Kilsus ha bisogno di una lezione.
Sussurravano gli scoiattoli durante l'intervallo.
Mettiamo i cesti in alto — a tre metri di altezza, così lo scoiattolo di terra non potrà raggiungerli.
Bisogna dire che gli scoiattoli sapevano saltare alto, ma gli scoiattoli di terra no.
Per quanto Kilsus si sforzasse, non poteva raggiungere il cesto. Gli scoiattoli ridacchiavano, lanciandosi la noce l'uno con l'altro, lanciandola nel cesto.
Lo scoiattolo di terra si arrabbiò:
Ah, così! Tra un mese annuncio una vera competizione tra le squadre di scoiattoli e scoiattoli di terra, e vedremo chi vince!
Dichiarò arrabbiato lo scoiattolo di terra. Arrendersi non era nelle sue regole.
Kilsus era un ragazzo molto testardo, costruì una palla rotonda dalla resina che rimbalzava abilmente da terra e volava facilmente anche nel cesto più alto.
Lo scoiattolo di terra riunì una squadra di scoiattoli di terra altrettanto determinati e sportivi. Si allenarono cinque, a volte otto ore al giorno e impararono a saltare alto e a lanciare la palla nel cesto alto.
Un mese dopo, all'ora stabilita, al margine della foresta, si riunirono molti animali. Tutti volevano vedere la competizione tra gli scoiattoli e gli scoiattoli di terra, nel nuovo gioco con la palla.

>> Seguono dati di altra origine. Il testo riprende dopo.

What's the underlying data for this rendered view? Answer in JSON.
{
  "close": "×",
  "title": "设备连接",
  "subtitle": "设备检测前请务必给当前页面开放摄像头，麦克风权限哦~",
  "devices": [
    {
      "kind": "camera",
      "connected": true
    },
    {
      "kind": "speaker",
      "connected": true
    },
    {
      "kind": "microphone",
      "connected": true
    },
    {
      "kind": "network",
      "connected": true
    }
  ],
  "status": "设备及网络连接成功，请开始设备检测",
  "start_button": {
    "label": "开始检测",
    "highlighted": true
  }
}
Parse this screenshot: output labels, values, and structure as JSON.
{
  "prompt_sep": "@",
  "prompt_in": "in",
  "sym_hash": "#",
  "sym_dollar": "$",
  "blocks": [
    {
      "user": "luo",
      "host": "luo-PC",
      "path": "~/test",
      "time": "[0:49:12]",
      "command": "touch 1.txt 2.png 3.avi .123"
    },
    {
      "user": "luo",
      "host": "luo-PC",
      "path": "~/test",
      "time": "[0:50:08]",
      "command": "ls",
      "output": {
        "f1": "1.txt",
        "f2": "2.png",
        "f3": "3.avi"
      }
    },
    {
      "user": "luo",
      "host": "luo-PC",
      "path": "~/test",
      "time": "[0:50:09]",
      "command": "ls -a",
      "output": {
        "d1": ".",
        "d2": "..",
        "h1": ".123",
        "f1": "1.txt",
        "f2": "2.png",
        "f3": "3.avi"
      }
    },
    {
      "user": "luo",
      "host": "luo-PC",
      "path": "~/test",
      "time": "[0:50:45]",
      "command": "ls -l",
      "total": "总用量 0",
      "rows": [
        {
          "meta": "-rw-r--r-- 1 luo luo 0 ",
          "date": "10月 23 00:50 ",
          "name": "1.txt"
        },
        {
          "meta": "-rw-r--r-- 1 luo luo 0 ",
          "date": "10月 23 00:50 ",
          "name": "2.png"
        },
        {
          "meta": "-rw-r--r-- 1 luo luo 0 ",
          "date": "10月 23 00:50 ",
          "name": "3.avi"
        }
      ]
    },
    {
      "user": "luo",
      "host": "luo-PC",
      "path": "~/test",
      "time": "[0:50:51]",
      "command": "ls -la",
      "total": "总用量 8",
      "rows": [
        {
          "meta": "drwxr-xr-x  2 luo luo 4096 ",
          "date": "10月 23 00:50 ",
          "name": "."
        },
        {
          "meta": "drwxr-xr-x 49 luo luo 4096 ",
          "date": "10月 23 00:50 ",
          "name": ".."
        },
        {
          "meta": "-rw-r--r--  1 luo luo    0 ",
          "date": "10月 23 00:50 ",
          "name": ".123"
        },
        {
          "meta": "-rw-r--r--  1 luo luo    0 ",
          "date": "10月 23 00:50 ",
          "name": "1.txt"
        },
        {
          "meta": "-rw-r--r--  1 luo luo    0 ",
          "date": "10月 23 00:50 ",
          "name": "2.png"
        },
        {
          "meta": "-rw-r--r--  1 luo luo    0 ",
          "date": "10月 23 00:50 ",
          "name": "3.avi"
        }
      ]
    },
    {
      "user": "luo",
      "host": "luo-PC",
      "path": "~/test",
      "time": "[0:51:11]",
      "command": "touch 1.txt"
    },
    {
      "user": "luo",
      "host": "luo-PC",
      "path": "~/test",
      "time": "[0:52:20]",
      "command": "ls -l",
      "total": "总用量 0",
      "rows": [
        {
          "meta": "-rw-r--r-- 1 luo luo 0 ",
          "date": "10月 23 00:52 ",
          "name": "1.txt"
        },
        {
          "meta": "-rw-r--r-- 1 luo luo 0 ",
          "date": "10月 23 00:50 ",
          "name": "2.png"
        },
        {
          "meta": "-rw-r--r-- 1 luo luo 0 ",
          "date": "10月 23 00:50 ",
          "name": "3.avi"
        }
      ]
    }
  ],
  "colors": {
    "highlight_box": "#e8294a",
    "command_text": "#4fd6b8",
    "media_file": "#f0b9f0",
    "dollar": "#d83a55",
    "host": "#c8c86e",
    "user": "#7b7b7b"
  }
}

Ecco, sul campo della squadra, gli scoiattoli e gli scoiattoli di terra si strinsero le zampe. E iniziò il gioco. La palla volava abilmente da un giocatore all'altro per aria e per terra.
A volte i giocatori si fermavano, scegliendo una strategia, rimbalzando la palla a terra.
Gli scoiattoli di terra brillavano per la loro preparazione sportiva. Tutti li applaudivano quando saltavano abilmente con la palla e la lanciavano nel cesto.
La squadra degli scoiattoli di terra vinse. Tutti gli scoiattoli di terra, dalla gioia, lanciavano Kilsus in aria — un saluto al vincitore.
Gli scoiattoli erano felici anche del successo di Kilsus. Proposero un'amicizia tra le squadre. E da allora, competono insieme, trascorrono il tempo libero insieme e inventano nuovi giochi con la palla magica di Kilsus.
E allora bambini — Quale gioco ha inventato Kilsus con i suoi amici?